To facilitate prompt responses and promote efficiency at the back-end, build triage into your site's feedback system. Provide users with the option to contact the webmaster for technical problems and the content specialist for questions about the site's content.
You'll also need to create a system for reviewing and acting upon questions and suggestions. In a large organization, you may need to form a site review and design committee to meet once per month, review the questions and suggestions, and identify opportunities for improvement.
Basic usage logs and statistics reports are of little value. They do tell you roughly how many times your site is visited and which pages are viewed. However, this information does not tell you how to improve your site.
If you want more useful information, you can use more complex approaches to tracking users. The most complex approach involves the tracking of user's paths as they search and browse a web site. You can trace where a user comes from (originating site) to reach your site; the path they take through your organization, navigation, and searching systems; and where they go next (destination site). Along the way, you can learn how long they spend on each page. This creates a tremendously rich data stream, which can be fascinating to review, but difficult to act upon. What you need to make this information valuable is feedback from users explaining why they came to the site, what they found, and why they left. If you combine technology that pops up a questionnaire when users are about to leave the site with an incentive for completing your questionnaire, you might be able to capture this information. Just be careful not to irritate the users with this kind of approach. It may be something you do for a short period of time in conjunction with a special promotion.
A simpler approach involves the tracking and analysis of queries entered into the search engine, like that shown in Figure 9-7. By studying these queries, you can identify what users are looking for and the words and phrases they use. You can isolate the queries that retrieve zero results. Are users employing different labels or looking for information that doesn't exist on your site? Are they failing to use Boolean operators the way you intended? Based upon the answers, you can take immediate and concrete steps to fix the problems. You may change labels, improve search tips, or even add content to the site.
In considering these approaches, it's important to realize that the data is useful only if you and your organization are committed to acting upon what you learn. Gigabytes upon gigabytes of usage statistics are ignored every day by well-meaning but very busy site architects and designers who fail to close the feedback loop.

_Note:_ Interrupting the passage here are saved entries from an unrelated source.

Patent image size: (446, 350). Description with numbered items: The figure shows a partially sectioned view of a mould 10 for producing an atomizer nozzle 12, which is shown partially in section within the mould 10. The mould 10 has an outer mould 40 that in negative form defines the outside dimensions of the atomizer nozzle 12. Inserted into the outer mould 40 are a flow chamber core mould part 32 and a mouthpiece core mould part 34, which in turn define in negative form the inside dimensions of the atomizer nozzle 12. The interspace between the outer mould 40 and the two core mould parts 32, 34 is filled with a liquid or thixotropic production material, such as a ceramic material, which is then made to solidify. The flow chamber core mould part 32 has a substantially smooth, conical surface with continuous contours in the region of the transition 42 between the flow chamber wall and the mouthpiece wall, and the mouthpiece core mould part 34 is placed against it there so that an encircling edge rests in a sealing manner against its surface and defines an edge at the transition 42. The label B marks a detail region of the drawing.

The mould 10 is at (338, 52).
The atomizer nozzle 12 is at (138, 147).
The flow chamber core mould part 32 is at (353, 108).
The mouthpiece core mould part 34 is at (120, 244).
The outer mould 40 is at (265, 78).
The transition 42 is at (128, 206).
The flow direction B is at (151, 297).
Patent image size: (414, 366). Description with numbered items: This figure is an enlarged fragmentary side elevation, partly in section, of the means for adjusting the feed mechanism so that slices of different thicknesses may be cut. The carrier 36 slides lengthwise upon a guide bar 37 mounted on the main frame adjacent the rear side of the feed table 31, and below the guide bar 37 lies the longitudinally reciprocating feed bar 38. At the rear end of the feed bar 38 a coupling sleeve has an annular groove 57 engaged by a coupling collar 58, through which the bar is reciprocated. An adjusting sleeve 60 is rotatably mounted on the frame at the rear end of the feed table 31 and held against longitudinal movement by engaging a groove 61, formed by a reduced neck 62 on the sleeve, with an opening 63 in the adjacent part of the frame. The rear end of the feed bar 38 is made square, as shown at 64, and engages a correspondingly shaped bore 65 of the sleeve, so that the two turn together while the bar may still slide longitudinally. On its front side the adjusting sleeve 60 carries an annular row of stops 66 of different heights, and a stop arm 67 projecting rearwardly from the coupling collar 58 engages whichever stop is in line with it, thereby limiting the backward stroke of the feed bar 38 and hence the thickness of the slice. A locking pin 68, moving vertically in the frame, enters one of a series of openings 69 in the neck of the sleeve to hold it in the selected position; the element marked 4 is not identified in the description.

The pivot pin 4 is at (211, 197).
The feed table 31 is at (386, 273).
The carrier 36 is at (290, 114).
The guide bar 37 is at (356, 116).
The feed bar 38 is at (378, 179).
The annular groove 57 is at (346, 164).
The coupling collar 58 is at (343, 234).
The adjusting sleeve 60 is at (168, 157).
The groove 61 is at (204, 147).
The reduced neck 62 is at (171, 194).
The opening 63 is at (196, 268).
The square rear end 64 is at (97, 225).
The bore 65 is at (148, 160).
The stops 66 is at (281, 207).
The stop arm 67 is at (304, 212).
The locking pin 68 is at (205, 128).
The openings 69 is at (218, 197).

However, if you can commit to continuous user-centric improvement, your site will soon reach a level of quality and usability beyond what could have ever been achieved through good architectural design alone. And it will only get better, as it is subjected to the constant evolutionary pressures of time, competition, and increasingly demanding users.
Similarly, if you maintain that personal feedback loop between your experiences as a consumer and your sensibilities as a producer, your information architectures will continue to improve over time.